Las vías por donde transitó “El Jarochito” por algunos años todavía permanecen en el Parque Zoológico y Botánico Miguel Ángel de Quevedo, también conocido como Viveros. La locomotora de vapor a escala fabricada en Aguascalientes en 1980, que hoy permanece frente a la jaula de los animales rescatados, guarda la ilusión de aquellos que se subían y enloquecían con su silbato. 

“Lo manejaba un señor de apellido Zárate que era ferrocarrilero. Fue una maravilla en su tiempo”, explica Ricardo Cañas Montalvo, coordinador de la difusión de la historia y la cultura de la ciudad de Veracruz. 

Con 60 años de historia y múltiples cambios, el espacio manejado por la Dirección de Medio Ambiente y Protección Animal acumula en su interior historias de niños convertidos en adultos que extrañan el acceso a la Laguna de los Cocos, las albercas o el mirador. 

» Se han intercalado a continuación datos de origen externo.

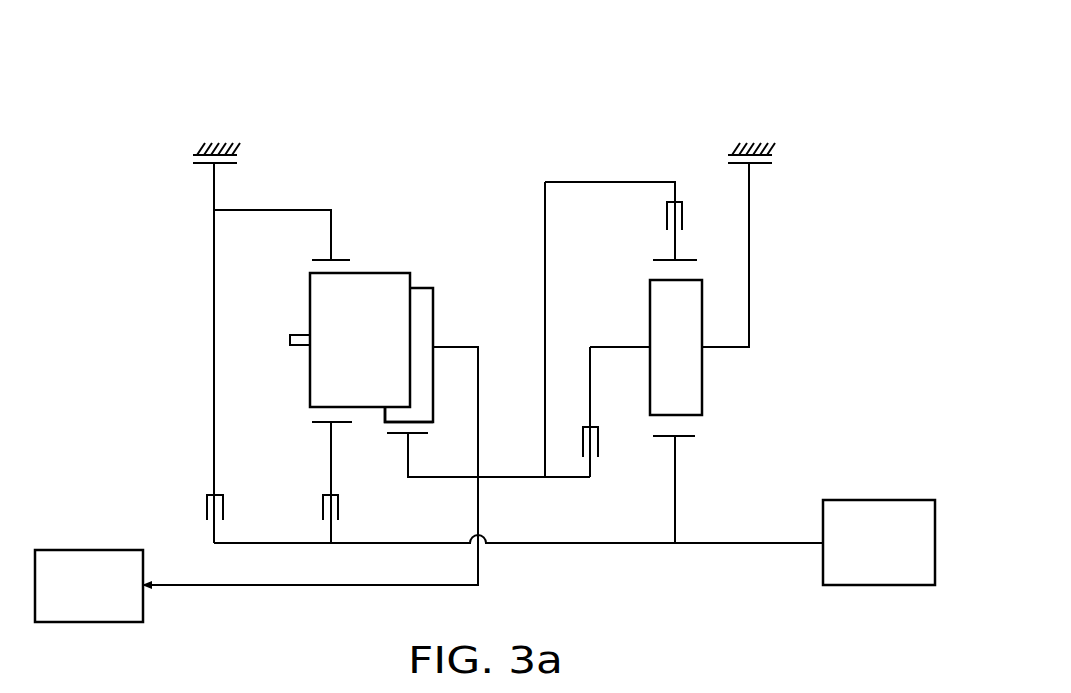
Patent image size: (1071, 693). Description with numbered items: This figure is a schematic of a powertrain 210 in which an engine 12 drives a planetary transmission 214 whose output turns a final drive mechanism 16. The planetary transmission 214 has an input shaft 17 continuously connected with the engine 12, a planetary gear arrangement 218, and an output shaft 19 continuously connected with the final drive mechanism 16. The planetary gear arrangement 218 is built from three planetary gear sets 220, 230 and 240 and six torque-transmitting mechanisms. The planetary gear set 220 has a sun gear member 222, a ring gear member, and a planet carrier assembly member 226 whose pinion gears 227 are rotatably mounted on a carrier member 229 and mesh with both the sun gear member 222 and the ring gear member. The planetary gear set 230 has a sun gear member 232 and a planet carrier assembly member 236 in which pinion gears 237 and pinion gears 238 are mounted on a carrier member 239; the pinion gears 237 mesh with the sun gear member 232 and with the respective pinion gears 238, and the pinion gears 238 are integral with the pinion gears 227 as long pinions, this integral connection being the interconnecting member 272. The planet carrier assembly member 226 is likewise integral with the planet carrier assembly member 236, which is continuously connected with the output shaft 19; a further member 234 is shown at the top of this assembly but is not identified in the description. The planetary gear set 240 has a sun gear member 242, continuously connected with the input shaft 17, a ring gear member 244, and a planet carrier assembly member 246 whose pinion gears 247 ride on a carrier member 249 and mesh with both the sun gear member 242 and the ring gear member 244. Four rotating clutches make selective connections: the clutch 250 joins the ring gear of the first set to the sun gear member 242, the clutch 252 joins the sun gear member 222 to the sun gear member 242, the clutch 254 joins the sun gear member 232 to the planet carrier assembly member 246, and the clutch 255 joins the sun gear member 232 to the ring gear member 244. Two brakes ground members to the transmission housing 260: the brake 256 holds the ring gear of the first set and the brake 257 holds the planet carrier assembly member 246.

The engine 12 is at (858, 485).
The final drive mechanism 16 is at (102, 530).
The input shaft 17 is at (783, 545).
The output shaft 19 is at (184, 590).
The powertrain 210 is at (143, 290).
The planetary transmission 214 is at (428, 88).
The planetary gear arrangement 218 is at (636, 88).
The planetary gear set 220 is at (324, 428).
The sun gear member 222 is at (322, 425).
The planet carrier assembly member 226 is at (299, 330).
The pinion gears 227 is at (365, 351).
The carrier member 229 is at (296, 350).
The planetary gear set 230 is at (398, 440).
The sun gear member 232 is at (420, 438).
The connection member 234 is at (346, 258).
The planet carrier assembly member 236 is at (444, 332).
The pinion gears 237 is at (435, 380).
The pinion gears 238 is at (412, 278).
The carrier member 239 is at (478, 345).
The planetary gear set 240 is at (668, 441).
The sun gear member 242 is at (690, 438).
The ring gear member 244 is at (687, 258).
The planet carrier assembly member 246 is at (710, 362).
The pinion gears 247 is at (692, 330).
The carrier member 249 is at (708, 352).
The clutch 250 is at (232, 516).
The clutch 252 is at (346, 516).
The clutch 254 is at (578, 457).
The clutch 255 is at (665, 200).
The brake 256 is at (188, 157).
The brake 257 is at (778, 157).
The transmission housing 260 is at (200, 150).
The interconnecting member 272 is at (390, 272).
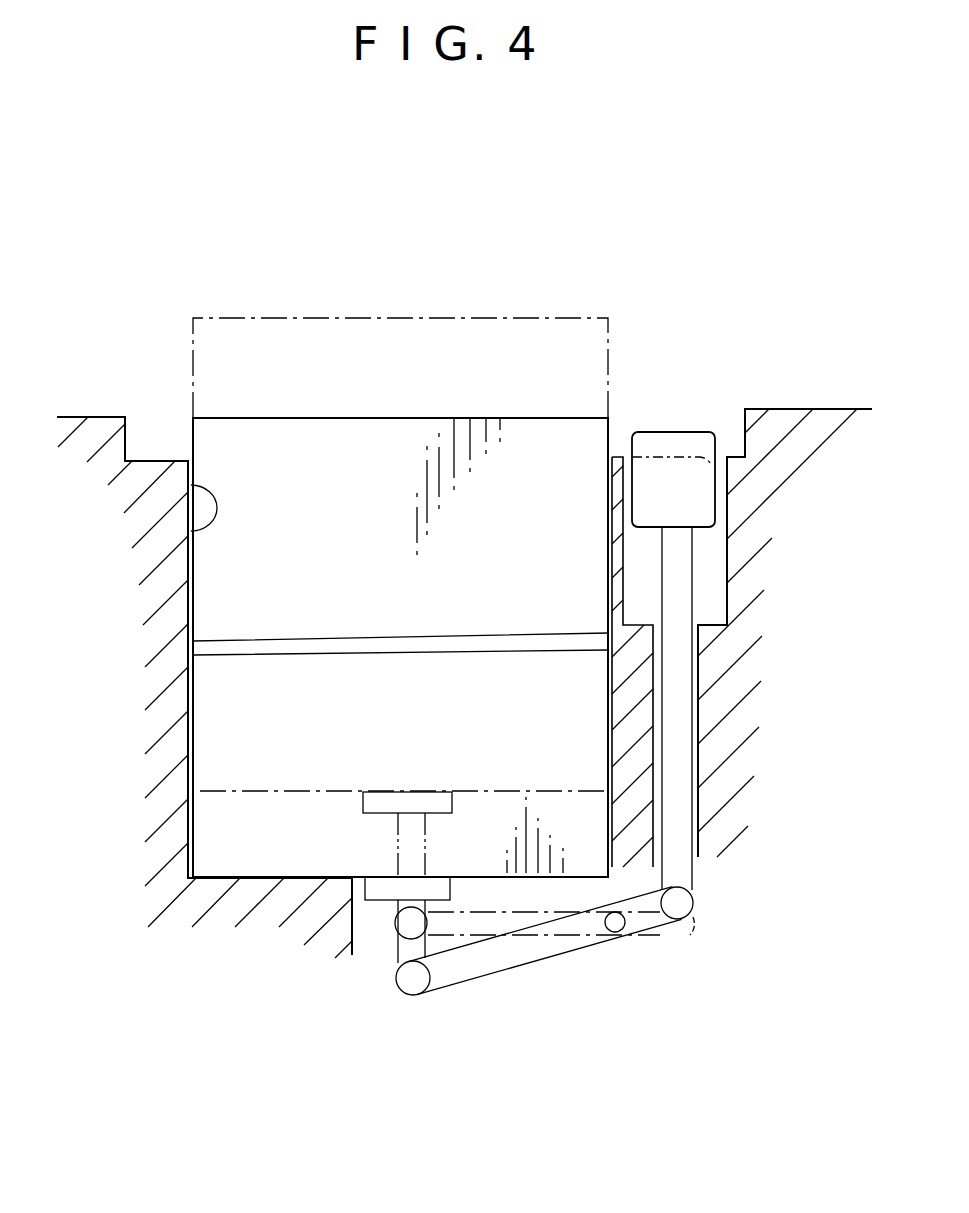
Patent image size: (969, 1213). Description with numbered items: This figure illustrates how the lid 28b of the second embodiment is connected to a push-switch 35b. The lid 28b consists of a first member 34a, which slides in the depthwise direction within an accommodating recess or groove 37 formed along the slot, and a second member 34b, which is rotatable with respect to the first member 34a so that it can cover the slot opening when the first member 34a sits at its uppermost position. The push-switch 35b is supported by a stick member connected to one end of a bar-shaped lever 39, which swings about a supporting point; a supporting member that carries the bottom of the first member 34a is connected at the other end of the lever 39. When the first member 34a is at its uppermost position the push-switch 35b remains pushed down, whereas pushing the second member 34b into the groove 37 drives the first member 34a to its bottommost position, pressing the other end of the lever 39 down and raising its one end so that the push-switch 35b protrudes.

The lid 28b is at (338, 478).
The first member 34a is at (227, 725).
The second member 34b is at (510, 443).
The push-switch 35b is at (673, 442).
The accommodating recess or groove 37 is at (202, 529).
The lever 39 is at (547, 947).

“Vine cuando yo tenía 15 años, y ahora que tengo 33 sí lo veo muy cambiado. Antes había un puentecito, me subí y me tomé fotitos, ahorita me quería subir para el antes y después, pero ya no está. También había más animales”, recuerda Floribel Hernández, originaria del municipio de Chinameca

Así como ella, decenas de adultos viajan con sus familias, sobrinos e hijos desde otros municipios para visitar, a veces, por primera vez el parque zoológico que alberga animales como un tigre de bengala y el árbol más antiguo de la ciudad: el gran huanacaxtle con una edad estimada de 250 a 300 años. 

Cines viejos

Los cines antiguos y desaparecidos en la ciudad de Veracruz representan la nostalgia para quienes crecieron con la llegada del séptimo arte en el puerto. Para los niños, recuerda Ricardo Cañas, lo más divertido eran las funciones de matiné implementadas como costumbre a partir de 1922, cuando cada viernes las primarias emitían la boleta de buena conducta que permitía a los infantes disfrutar películas gratis de forma seriada, es decir, dividida en partes para motivar el buen comportamiento en los niños y niñas. 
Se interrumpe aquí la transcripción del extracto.